Remix.run Logo
villgax 6 hours ago

That’s always been possible with MPS backend, the reason people choose to omit it in HF spaces/demos is that HF doesn’t offer an MPS backend. People would rather have the thing work at best speeds than 10x worse speeds just for compatibility.

shivampkumar 4 hours ago | parent | next [-]

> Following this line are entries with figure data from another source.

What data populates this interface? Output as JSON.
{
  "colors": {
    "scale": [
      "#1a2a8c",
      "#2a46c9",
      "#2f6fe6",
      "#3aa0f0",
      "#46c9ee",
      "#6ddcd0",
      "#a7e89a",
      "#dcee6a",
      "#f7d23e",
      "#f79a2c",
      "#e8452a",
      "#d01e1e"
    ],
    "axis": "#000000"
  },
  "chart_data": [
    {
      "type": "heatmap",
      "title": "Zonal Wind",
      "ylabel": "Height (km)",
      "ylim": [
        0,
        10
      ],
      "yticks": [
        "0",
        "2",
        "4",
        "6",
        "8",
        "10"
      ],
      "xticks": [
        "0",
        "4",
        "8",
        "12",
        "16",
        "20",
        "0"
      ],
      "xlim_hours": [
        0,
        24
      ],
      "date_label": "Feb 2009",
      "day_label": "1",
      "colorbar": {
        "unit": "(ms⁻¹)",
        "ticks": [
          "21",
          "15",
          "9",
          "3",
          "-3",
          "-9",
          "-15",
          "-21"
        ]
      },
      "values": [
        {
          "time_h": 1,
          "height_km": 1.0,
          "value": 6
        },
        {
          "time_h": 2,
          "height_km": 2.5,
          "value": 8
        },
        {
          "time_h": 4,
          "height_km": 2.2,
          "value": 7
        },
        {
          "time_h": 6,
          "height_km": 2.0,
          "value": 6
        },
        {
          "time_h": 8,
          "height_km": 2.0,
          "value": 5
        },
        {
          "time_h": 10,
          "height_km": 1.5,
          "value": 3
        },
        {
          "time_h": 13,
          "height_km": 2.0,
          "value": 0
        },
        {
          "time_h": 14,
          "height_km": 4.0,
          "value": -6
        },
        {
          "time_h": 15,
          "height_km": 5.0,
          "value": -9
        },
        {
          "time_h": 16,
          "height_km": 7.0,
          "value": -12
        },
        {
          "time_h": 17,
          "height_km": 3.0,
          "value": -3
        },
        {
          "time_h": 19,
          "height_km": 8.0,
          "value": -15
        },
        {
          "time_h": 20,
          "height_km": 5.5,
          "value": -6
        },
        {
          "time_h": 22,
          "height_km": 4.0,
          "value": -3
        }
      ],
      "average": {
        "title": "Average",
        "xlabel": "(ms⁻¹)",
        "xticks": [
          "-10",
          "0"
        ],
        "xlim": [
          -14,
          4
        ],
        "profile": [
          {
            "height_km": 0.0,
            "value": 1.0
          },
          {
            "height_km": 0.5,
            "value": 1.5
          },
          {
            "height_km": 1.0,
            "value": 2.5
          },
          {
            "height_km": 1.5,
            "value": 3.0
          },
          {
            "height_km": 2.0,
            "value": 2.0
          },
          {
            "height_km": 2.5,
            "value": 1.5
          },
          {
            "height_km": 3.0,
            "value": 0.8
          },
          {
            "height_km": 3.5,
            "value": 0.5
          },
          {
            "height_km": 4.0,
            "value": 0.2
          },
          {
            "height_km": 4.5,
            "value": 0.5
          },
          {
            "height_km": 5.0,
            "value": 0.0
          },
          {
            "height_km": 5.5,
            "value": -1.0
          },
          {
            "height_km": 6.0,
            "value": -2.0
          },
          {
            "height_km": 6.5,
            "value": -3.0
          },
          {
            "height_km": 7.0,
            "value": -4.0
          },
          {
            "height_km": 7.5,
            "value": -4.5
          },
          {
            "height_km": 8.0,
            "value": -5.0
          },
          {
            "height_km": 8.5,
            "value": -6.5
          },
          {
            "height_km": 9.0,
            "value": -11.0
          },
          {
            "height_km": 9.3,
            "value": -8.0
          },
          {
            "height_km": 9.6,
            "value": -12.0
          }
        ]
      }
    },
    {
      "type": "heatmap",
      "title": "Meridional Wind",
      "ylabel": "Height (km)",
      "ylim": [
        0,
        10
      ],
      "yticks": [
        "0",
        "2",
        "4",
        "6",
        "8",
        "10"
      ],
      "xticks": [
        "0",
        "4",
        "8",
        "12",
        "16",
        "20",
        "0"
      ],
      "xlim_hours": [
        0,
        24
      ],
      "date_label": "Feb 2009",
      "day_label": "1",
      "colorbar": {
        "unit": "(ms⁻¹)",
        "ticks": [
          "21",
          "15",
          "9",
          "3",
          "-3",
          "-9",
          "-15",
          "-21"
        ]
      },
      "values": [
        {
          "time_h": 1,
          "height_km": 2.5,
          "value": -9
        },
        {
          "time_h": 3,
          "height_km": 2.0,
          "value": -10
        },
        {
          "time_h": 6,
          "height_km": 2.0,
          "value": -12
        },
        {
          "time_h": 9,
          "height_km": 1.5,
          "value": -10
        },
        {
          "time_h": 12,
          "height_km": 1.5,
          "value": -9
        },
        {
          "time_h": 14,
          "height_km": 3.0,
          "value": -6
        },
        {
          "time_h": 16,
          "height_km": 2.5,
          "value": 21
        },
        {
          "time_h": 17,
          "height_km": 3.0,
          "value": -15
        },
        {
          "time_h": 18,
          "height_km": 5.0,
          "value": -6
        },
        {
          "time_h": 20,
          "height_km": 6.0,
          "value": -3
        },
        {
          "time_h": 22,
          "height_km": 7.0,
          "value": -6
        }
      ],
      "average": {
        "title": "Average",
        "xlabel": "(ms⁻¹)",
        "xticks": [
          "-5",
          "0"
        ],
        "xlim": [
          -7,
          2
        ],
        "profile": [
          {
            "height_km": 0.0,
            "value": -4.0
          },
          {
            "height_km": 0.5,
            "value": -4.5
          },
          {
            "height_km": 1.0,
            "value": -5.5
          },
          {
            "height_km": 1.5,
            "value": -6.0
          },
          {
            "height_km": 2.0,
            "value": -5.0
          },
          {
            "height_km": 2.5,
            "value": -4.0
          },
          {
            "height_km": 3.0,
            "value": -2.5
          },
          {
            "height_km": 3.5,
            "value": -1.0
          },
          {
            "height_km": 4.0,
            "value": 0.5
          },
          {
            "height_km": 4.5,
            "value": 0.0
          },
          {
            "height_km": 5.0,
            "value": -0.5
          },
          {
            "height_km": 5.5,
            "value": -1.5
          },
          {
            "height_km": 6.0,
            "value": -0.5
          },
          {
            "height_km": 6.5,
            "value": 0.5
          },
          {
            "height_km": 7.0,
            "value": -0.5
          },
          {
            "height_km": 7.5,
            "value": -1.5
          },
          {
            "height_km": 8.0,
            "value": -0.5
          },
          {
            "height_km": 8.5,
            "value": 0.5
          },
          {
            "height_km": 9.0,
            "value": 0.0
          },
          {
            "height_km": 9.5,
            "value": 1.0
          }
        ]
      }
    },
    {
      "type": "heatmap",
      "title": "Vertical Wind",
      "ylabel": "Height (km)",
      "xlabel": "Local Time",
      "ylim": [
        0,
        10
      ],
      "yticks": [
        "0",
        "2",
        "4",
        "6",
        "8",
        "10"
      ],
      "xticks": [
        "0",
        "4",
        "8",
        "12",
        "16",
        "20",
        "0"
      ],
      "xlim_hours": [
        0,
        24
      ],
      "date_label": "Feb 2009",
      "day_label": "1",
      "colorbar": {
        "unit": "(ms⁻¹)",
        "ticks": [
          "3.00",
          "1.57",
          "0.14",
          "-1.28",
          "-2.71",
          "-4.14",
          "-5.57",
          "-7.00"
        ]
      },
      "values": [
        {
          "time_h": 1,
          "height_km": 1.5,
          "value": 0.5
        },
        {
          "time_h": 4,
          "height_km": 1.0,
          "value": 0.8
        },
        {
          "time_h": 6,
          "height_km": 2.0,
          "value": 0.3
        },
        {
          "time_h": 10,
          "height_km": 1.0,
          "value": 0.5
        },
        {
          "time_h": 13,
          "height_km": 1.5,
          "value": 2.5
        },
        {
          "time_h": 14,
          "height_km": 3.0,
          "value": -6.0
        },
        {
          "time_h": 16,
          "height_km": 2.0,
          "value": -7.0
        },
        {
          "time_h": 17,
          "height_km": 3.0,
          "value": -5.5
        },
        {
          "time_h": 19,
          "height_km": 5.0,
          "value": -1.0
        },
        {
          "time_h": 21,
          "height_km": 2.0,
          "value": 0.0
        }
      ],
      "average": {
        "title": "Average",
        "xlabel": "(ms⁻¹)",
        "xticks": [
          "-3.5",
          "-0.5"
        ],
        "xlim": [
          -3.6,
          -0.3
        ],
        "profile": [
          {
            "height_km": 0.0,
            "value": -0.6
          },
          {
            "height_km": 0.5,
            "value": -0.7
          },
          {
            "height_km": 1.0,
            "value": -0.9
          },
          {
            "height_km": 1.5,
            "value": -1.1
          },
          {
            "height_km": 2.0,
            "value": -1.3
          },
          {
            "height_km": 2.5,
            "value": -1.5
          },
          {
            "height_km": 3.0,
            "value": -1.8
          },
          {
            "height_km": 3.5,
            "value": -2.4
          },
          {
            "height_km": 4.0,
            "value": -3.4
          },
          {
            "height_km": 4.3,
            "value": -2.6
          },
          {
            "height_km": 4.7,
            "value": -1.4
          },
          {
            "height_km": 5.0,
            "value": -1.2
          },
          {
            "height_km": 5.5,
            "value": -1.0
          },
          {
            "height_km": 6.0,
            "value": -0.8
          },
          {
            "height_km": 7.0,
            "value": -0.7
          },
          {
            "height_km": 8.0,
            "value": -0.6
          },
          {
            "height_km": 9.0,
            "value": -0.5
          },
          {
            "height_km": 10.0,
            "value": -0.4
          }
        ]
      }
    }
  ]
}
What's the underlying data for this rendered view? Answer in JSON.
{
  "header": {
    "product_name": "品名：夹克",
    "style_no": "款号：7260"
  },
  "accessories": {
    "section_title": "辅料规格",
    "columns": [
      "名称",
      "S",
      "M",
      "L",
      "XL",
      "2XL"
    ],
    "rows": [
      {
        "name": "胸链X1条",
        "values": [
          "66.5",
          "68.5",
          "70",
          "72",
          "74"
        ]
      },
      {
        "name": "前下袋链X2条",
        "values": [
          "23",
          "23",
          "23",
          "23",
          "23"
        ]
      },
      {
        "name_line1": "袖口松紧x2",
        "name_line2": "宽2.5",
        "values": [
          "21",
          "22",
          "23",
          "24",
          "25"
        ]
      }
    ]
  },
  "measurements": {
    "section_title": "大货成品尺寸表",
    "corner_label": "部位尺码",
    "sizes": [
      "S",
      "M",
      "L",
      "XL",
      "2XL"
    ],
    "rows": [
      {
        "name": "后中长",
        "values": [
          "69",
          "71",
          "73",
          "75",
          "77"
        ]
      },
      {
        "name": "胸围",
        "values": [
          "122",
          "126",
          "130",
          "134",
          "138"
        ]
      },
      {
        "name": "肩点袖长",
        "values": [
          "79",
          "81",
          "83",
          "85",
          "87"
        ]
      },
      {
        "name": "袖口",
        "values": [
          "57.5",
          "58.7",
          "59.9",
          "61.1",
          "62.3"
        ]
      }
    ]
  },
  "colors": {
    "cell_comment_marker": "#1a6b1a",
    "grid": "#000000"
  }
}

IMO TRELLIS.2 is slightly different case from the HF models scenario. It depends on five compiled CUDA-only extensions -- flex_gemm for sparse convolution, flash_attn, o_voxel for CUDA hashmap ops, cumesh for mesh processing, and nvdiffrast for differentiable rasterization. These aren't PyTorch ops that fall back to MPS -- they're custom C++/CUDA kernels. The upstream setup.sh literally exits with "No supported GPU found" if nvidia-smi isn't present. The only reason I picked this up because I thought it was cool and no one was working on this open issue for Silicon back then (github.com/microsoft/TRELLIS.2/issues/74) requesting non-CUDA support.

Reubend 5 hours ago | parent | prev | next [-]

Are you saying the original one worked with MPS? Or are you just saying it was always theoretically possible to build what OP posted?

refulgentis 6 hours ago | parent | prev [-]

It’s always been possible, but it’s not possible because there’s no backend, and no one wants to it to be possible because everyone needs it 10x the speed of running on a Mac? I’m missing something, I think.

shivampkumar 4 hours ago | parent [-]

I thought it was cool and then I found the open issue mentioned above, that convinced me its def something more people want.

It IS significantly slower, about 3.5 minutes on my MacBook vs seconds on an H100. That's partly the pure-PyTorch backend overhead and partly just the hardware difference.

For my use case the tradeoff works -- iterate locally without paying for cloud GPUs or waiting in queues.